The following is from A. Białynicki-Birula, "Algebra" (the translation is mine).
Let $K$ be a field. (...) Let $I_a$ denote ideal of these polynomials $f \in K[x]$ for which $f(a) = 0$.
(...)
Theorem 1.4 Let $L$ be an extension of the field $K$ and let $a \in L$. Then the following conditions are equivalent:
(a) $a$ is an algebraic element over $K$,
(b) $K[a]$ is a field, that is $K[a] = K(a)$
(...)
Proof. (a) => (b). If $a$ is an algebraic element over $K$, then $I_a \neq (0)$. Since beside this $I_a$ is a prime ideal, and $K[x]$ is a PID, then $I_a$ is a maximal ideal. Hence the ring $K[a]$ is isomorphic with $K[x]/I_a$ , hence it is a field.

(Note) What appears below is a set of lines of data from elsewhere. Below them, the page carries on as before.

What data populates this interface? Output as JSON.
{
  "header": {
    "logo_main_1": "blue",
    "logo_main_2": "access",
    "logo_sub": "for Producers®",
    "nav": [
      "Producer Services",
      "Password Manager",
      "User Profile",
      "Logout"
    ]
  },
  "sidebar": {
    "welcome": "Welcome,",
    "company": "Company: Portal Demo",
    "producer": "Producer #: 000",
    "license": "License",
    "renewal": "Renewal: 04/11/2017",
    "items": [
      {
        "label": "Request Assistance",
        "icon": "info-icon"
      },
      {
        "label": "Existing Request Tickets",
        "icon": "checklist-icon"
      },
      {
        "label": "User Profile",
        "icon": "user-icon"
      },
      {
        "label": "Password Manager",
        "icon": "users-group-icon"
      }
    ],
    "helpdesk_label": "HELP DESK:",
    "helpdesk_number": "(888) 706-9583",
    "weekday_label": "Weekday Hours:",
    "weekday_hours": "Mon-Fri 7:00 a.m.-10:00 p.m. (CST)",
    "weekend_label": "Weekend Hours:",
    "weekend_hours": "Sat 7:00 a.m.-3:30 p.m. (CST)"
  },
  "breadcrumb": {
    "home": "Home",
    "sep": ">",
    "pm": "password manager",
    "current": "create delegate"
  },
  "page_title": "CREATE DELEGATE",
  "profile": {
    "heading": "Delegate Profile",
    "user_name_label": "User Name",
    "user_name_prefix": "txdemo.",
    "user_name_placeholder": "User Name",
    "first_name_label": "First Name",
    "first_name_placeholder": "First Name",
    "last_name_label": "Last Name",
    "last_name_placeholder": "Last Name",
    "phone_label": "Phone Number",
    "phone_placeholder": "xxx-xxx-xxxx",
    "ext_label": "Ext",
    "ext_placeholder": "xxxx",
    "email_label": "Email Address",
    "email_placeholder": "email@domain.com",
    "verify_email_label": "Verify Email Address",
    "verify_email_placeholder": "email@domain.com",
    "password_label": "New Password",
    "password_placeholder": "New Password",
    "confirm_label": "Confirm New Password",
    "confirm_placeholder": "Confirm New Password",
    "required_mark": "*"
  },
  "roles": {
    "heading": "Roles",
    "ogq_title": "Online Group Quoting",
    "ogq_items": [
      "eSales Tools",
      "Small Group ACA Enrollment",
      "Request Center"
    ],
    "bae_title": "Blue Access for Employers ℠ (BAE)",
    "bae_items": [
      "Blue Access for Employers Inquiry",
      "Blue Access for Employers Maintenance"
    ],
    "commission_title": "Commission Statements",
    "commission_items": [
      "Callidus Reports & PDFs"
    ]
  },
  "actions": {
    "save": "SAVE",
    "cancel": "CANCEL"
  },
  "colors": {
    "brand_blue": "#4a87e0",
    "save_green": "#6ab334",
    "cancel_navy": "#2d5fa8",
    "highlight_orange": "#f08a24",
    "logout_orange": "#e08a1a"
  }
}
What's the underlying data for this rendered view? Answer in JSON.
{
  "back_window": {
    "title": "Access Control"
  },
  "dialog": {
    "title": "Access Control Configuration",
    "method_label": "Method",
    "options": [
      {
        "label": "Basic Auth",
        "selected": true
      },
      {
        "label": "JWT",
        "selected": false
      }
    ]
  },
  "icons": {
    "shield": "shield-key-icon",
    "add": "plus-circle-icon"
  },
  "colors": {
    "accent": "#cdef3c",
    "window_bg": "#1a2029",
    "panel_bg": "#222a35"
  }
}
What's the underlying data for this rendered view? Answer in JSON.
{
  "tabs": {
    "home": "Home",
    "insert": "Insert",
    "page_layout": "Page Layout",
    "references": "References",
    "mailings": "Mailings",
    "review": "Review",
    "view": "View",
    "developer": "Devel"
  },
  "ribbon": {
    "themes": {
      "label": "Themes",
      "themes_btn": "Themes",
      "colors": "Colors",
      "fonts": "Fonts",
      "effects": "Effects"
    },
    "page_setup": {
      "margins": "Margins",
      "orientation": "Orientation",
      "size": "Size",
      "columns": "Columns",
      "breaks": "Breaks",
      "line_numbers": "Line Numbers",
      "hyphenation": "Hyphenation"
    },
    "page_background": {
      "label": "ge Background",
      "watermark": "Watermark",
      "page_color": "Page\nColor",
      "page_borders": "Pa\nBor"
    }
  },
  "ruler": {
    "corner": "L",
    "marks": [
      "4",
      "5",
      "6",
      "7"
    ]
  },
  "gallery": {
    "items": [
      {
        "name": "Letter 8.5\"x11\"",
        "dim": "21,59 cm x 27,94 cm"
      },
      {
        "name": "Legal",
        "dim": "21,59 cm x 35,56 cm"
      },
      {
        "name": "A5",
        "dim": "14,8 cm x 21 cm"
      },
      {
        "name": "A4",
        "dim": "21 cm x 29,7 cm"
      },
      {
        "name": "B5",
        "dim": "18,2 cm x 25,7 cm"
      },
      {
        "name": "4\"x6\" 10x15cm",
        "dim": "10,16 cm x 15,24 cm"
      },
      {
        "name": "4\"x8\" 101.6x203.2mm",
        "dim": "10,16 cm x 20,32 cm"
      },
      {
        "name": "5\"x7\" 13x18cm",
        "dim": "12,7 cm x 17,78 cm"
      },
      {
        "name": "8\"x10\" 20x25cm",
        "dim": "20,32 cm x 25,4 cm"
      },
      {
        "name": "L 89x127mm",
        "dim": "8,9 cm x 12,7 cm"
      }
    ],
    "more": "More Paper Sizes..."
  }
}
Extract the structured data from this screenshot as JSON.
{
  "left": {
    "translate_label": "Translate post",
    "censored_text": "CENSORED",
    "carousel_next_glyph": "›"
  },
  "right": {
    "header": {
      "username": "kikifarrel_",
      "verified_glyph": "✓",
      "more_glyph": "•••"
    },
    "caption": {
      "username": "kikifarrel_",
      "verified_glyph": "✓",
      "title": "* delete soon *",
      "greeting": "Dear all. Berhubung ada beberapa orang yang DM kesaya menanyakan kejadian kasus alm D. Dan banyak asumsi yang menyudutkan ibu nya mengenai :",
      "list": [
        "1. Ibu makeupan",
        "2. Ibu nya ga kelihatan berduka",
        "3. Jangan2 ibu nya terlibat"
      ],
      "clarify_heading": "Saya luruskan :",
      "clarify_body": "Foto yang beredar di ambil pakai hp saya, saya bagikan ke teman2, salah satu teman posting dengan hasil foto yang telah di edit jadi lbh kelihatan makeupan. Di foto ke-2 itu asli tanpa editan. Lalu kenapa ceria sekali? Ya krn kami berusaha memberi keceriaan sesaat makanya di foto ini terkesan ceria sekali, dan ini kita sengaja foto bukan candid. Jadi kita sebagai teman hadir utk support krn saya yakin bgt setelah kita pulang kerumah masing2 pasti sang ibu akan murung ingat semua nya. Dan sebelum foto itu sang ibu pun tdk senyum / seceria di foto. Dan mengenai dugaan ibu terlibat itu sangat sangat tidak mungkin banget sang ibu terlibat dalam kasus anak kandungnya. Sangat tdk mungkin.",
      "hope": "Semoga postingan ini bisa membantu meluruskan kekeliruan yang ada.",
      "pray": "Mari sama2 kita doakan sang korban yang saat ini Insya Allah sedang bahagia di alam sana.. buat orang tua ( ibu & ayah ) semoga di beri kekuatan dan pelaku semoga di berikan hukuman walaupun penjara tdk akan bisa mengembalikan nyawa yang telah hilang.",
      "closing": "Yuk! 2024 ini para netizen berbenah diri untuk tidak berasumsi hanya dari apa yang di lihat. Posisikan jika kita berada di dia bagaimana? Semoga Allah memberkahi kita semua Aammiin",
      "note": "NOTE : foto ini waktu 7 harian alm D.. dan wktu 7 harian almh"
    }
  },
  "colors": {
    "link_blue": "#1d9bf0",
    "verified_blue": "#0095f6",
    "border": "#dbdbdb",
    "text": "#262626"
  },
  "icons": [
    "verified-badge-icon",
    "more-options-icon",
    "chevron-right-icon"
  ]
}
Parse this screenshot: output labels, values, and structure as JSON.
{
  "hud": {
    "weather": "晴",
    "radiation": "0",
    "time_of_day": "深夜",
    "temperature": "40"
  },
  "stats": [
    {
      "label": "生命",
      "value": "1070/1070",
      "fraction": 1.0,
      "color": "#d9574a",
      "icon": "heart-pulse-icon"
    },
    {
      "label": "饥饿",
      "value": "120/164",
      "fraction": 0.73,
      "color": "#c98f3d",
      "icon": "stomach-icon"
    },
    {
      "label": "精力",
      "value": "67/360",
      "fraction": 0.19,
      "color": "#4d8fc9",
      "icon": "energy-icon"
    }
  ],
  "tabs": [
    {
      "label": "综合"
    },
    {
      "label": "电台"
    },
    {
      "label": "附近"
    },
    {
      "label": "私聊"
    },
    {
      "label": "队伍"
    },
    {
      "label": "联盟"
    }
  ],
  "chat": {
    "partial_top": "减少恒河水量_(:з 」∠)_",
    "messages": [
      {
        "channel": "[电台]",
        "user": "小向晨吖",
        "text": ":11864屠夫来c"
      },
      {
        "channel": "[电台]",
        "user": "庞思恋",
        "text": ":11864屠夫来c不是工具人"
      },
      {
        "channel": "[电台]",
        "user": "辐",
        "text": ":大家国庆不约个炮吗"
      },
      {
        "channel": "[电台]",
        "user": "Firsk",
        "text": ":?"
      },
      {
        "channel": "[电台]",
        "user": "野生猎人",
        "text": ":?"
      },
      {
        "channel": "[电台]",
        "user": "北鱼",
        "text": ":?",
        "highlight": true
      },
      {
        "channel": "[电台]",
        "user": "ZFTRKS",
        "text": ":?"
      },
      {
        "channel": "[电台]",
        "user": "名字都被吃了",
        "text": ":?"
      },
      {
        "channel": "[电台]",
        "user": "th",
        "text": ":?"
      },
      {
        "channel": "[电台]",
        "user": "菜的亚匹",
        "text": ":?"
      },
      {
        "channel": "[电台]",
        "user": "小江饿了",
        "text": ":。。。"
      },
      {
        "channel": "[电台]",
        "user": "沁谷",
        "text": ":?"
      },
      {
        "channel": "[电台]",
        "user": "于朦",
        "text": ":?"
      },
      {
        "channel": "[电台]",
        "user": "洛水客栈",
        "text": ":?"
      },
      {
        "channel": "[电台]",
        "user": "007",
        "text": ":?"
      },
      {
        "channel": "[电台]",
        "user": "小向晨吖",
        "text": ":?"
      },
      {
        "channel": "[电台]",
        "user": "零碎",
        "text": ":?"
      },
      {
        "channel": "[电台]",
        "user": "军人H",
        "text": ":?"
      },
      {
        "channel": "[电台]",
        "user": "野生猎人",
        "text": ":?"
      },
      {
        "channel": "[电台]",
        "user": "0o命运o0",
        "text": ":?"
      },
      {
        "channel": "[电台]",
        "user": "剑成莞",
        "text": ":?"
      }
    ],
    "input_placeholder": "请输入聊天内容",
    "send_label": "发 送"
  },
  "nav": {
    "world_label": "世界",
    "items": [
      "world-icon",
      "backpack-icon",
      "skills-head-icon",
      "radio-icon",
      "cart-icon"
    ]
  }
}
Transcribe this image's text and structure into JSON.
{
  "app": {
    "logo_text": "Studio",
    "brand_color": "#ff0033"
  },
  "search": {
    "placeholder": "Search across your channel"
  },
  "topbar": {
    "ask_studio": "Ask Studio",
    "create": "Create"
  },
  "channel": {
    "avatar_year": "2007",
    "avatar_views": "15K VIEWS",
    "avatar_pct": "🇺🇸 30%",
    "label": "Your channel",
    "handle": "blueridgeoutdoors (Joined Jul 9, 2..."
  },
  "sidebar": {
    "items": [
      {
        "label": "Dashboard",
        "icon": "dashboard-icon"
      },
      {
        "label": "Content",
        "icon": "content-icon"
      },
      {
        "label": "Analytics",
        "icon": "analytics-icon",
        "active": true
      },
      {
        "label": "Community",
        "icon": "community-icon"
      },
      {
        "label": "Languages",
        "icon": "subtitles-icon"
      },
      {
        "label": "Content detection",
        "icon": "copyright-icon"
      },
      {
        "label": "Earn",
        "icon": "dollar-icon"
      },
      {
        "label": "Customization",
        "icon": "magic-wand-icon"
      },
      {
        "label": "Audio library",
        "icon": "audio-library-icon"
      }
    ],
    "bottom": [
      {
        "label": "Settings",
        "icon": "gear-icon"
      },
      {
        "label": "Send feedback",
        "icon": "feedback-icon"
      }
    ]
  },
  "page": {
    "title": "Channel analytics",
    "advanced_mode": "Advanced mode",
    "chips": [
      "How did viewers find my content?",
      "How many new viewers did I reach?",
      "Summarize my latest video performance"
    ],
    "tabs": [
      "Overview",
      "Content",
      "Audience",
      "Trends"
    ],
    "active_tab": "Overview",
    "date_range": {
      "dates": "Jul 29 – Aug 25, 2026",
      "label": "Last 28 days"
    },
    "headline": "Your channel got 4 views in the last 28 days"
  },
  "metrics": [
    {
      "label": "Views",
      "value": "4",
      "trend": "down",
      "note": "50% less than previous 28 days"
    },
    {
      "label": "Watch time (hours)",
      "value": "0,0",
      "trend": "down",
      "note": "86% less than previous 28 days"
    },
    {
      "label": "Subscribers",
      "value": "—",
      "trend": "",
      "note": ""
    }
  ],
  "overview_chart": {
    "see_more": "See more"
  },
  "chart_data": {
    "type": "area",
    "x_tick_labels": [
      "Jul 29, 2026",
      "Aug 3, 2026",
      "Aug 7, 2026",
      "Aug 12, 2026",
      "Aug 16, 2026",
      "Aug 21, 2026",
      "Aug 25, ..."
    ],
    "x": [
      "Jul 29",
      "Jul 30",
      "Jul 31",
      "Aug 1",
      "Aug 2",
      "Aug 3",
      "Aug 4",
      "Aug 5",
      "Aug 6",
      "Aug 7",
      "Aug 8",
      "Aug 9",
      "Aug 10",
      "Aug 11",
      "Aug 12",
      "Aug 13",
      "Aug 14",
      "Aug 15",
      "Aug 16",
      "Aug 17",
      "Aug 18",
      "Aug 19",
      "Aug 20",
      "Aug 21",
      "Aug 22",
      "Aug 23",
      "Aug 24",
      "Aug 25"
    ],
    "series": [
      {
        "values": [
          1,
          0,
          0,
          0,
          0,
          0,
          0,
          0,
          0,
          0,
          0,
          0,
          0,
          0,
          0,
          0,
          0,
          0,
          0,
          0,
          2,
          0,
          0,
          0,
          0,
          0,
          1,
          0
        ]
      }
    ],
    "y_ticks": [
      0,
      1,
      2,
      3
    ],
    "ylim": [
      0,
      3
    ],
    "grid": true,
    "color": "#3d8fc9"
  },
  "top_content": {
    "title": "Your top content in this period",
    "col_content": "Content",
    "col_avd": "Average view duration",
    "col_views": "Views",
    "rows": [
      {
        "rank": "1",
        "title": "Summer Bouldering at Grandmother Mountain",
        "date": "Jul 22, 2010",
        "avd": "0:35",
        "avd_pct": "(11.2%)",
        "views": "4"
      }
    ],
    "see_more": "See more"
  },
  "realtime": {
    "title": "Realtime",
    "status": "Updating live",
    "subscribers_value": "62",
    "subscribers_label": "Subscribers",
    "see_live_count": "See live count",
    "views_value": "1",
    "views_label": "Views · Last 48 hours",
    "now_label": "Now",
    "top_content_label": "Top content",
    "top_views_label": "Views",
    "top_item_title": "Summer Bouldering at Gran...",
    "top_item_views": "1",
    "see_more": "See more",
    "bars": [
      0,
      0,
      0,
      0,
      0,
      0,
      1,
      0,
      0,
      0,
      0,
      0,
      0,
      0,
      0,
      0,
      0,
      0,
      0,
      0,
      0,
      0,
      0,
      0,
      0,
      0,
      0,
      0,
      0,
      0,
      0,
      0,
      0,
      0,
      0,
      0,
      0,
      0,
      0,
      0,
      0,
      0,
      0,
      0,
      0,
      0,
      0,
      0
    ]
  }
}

How can one show that "the ring $K[a]$ is isomorphic with $K[x]/I_a$"? I searched the book for various results related to maximal ideals but I wasn't able to use any of them to prove this fact.
Consider the evaluation morphism $K[x] \to K$ which sends a polynomial $f$ to $f(a)$. Its image is $K[a]$ and its kernel is $f\in K[x]$ with $f(a) = 0$, that is $I_a$. The first isomorphism theorem for rings then gives $K[a] \cong K[x]/I_a$.